Aku sedang muak. Lebih parahnya lagi, muak dengan sedikit perasaan dilema. Karena awalnya memang sudah muak, dengan munculnya perasaan dilema ini, rasa muakku semakin bertambah saja. Itu tentu bukan hal yang bagus.
Aku berkali-kali meremas cover buku yang ada di tanganku. Berulang kali aku berusaha mencakar dan melakukan hal yang pasti bisa membuat buku ini menjerit jika dia bernyawa. Tapi karena buku yang kugenggam kali ini menggunakan hard cover, jadi aku menyerah. Aku menggigit bibir bagian bawah, lalu menghempaskan diri ke kasur.
“Oh, tidak, tidak, tidak. Mimpi buruk. Papa dan Mama mungkin tahu bahwa rumah itu pasti bukanlah pilihan yang bagus. Tapi kenapa mereka ingin membelinya? Desain rumah macam apa itu?” gumamku sambil menggeram tertahan.
Ketika aku menatap handel pintu kamar berputar, spontan aku memutar bola mata dengan malas. “Ooh, ayolah, Pa, kukira rumah itu tidak akan pernah jadi pilihan terbaik kita.”
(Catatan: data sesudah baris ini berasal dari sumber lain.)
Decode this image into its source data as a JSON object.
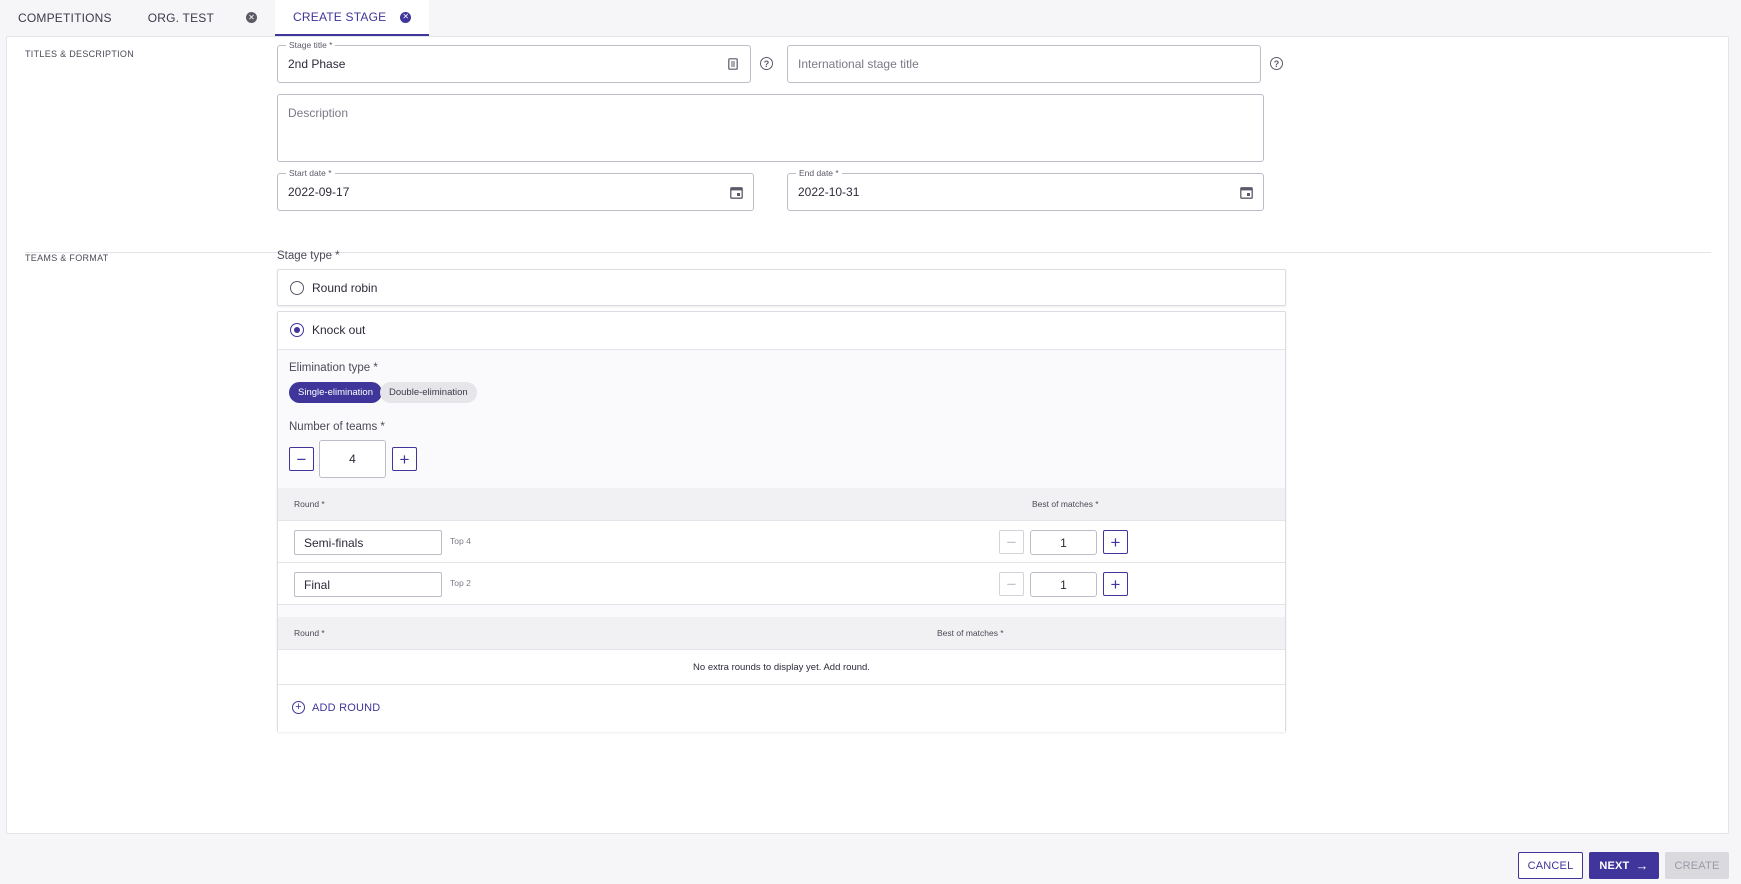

“Hei? Kamu, kan, belum pernah tinggal di sana. Kenapa bisa menilai begitu, Sherin?” ucap Papa agak geregetan. “Kalau kamu tidak suka desain rumah itu atau kamu benci pada suatu hal yang ada di sana, tetap saja itu yang harus kita pilih,” ujar Papa sambil berdecak, lalu mendekat dan duduk di tepi ranjang anak perempuan satu-satunya ini.
“Aku tidak suka desain rumahnya. Kalau mata kita bisa melihat jelas, rumah itu terlalu kuno seperti peninggalan zaman Belanda,” tukasku. “Jadi jelas, kan, bahwa kita masih punya pilihan rumah lain yang bisa membuat kita nyaman tinggal di dalamnya?”
Seketika itu juga, Papa diam.
“Tapi, Nak, kamu tahu, dari calon rumah baru kita itu, kantor baru Papa sangatlah dekat,” ucap Papa. “Kalau kamu mau bilang kenapa kita harus pindah ke rumah itu dan bukan ke rumah lain di sebelahnya, kamu pasti tahu jawabannya. Semua rumah sudah terisi di sana, tinggal rumah nomor 46 itu saja. Selamat tidur, Sherin.” Papa melenggang berat ke luar kamar, lalu menutup pintu dan membuat ruangan kamar menjadi gelap sekali.
Aku berteriak tertahan, lebih mirip seekor kucing yang mencoba bernyanyi lalu tersedak. Detik itu, ketika aku merasa ada keegoisan dalam pola pikir Papa, aku mendengar suara dering telepon di luar kamar. Lalu dering itu berhenti dan tergantikan oleh suara serak Papa yang berkata, “Halo?”